Blood, Sweat, & Murder
Stepping into character might be a stretch, but the soundtrack to Ernest, a forthcoming indie horror film, should come easily to Scott H. Biram ("One in a Million," Dec. 16, 2005). The local hellraiser has been cast as the lead – a truck-driving serial killer – and recently wrapped filming of a demo short in Tennessee. "It was 16 degrees the whole time we were shooting," shrugs Biram, who hits the HighBall on Sunday before leaving for another West Coast tour. "It wasn't as bad for me as it was for the girl in a miniskirt hanging by her wrists inside the barn." The Dirty Old One-Man Band is also the subject of a new import-only, hardbound comic, My American Diary, which documents his tour through the watering holes and barbecue dives of Central Texas with illustrator Nicolas Moog. "I wish I knew what it said," cackles Biram of the comic, which also features fellow travelers Tom VandenAvond, Possessed by Paul James, and Ralph White. "It's all in French."
• While not featured prominently onscreen, Charlie Sexton assisted Justin Timberlake and newcomer Matt Morris on guitar for an immaculate reading of Leonard Cohen's "Hallelujah" on Friday as part of the all-star "Hope for Haiti Now" telethon, which raised close to $60 million and is available for download via iTunes. Two nights later, the Arc Angel and Dylan sideman closed out the 10-hour Help Austin Help Haiti marathon at the Austin Music Hall with an emotional cover of the Beatles' "Help." No exact figures from the show are available, but the auction alone raised $20,000 for the cause. Antone's keeps the benefit ball rolling on Sunday with Del Castillo, Carolyn Wonderland, and Susanna Choffel.

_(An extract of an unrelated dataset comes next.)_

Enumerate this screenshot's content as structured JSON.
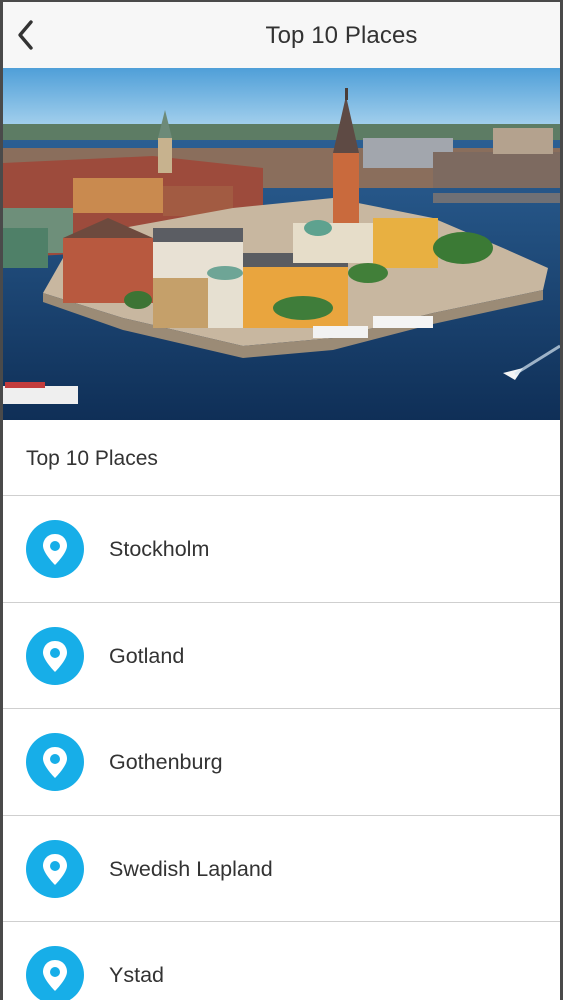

• The White Stripes' concert documentary Under Great White Northern Lights, directed by Emmett Malloy and corresponding with an official live album, will have its stateside premiere at the South by Southwest Film Conference – fitting, considering the Detroit duo ravaged Room 710 at SXSW 2001. No word yet on whether or not Jack & Meg will make an appearance, but this would be a good time to cash that IOU from ACL 2007.
• On May 30, Augie Meyers ("High Texas Rider," Oct. 30, 2009) turns 70, which would be a celebratory occasion under different circumstances. The Vox maestro, whose latest with the Texas Tornados, Esta Bueno, drops in March, is in need of a kidney transplant and on regular dialysis, but after his birthday, he will no longer be eligible for the kidney donor list unless someone donates one specifically for him. Any interested parties should contact Diane Tarpey at San Antonio's Methodist Specialty and Transplant Hospital, 210/575-4483.
• Austin's premier heavy metal parking lot, Snake Eyes Vinyl (1101 Navasota), is closing. The specialty shop, which moved to its current location in August 2008, is currently hosting a liquidation sale, and a final in-store send-off is scheduled for Feb. 6. "Four years is a good run," relays owner Rebecca Hubinsky, who decided not to renew her lease and instead go back to school to study business and accounting. "I just decided to not take a risk."
• Don't forget: Ballots for the Chronicle Music Poll must be submitted or postmarked by the end of Friday, Jan. 29. Speak now or forever hold your peace.